Memoirs of Count Grammont by Anthony Hamilton Chapter 8. Lady Robarts was then in the zenith of her glory: her beauty was striking; yet notwithstanding the brightness of the finest complexion, with all the bloom of youth, and with every requisite for inspiring desire, she nevertheless was not attractive. The Duke of York, however, would probably have been successful, if difficulties, almost insurmountable, had not disappointed his good intentions: Lord Robarts, her husband, was an old, snarling, troublesome, peevish fellow, in love with her to distraction, and, to complete her misery, a perpetual attendant on her person.
She perceived his royal highness's attachment to her, and seemed as if she was inclined to be grateful: this redoubled his eagerness, and every outward mark of tenderness he could possibly shew her; but the watchful husband redoubling his zeal and assiduity, as he found the approaches advance, every art was practised to render him tractable: several attacks were made upon his avarice and his ambition.
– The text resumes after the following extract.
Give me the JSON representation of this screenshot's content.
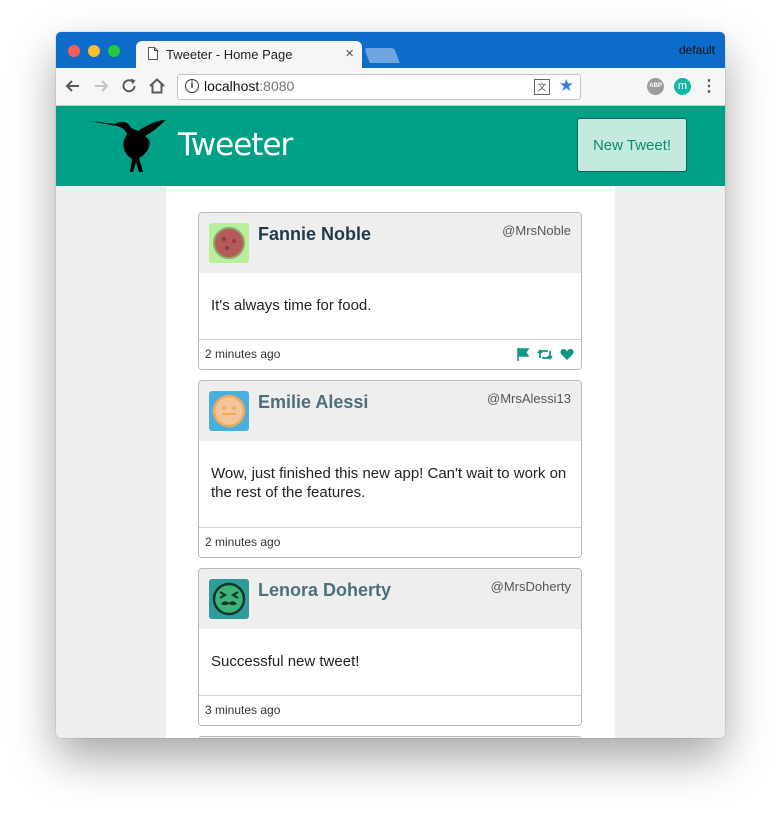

Those who possessed the greatest share of his confidence, insinuated to him, that it was his own fault, if Lady Robarts, who was so worthy of being at court, was not received into some considerable post, either about the queen or the duchess: he was offered to be made lord lieutenant of the county where his estate was; or to have the management of the Duke of York's revenues in Ireland, of which he should have the entire disposal, provided he immediately set out to take possession of his charge; and having accomplished it, he might return as soon as ever he thought proper.
He perfectly well understood the meaning of these proposals, and was fully apprized of the advantages he might reap from them: in vain did ambition and avarice hold out their allurements; he was deaf to all their temptations, nor could ever the old fellow be persuaded to be made a cuckold. It is not always an aversion to, or a dread of this distinction, which preserves us from it: of this her husband was very sensible; therefore, under the pretence of a pilgrimage to Saint Winifred the virgin and martyr, who was said to cure women of barrenness, he did not rest, until the highest mountains in Wales were between his wife and the person who had designed to perform this miracle in London, after his departure.
The duke was for some time entirely taken up with the pleasures of the chase, and only now and then engaged in those of love; but his taste having undergone a change in this particular, and the remembrance of Lady Robarts wearing off by degrees, his eyes and wishes were turned towards Miss Brook; and it was in the height of this pursuit, that Lady Chesterfield threw herself into his arms, as we shall see, by resuming the sequel of her adventures.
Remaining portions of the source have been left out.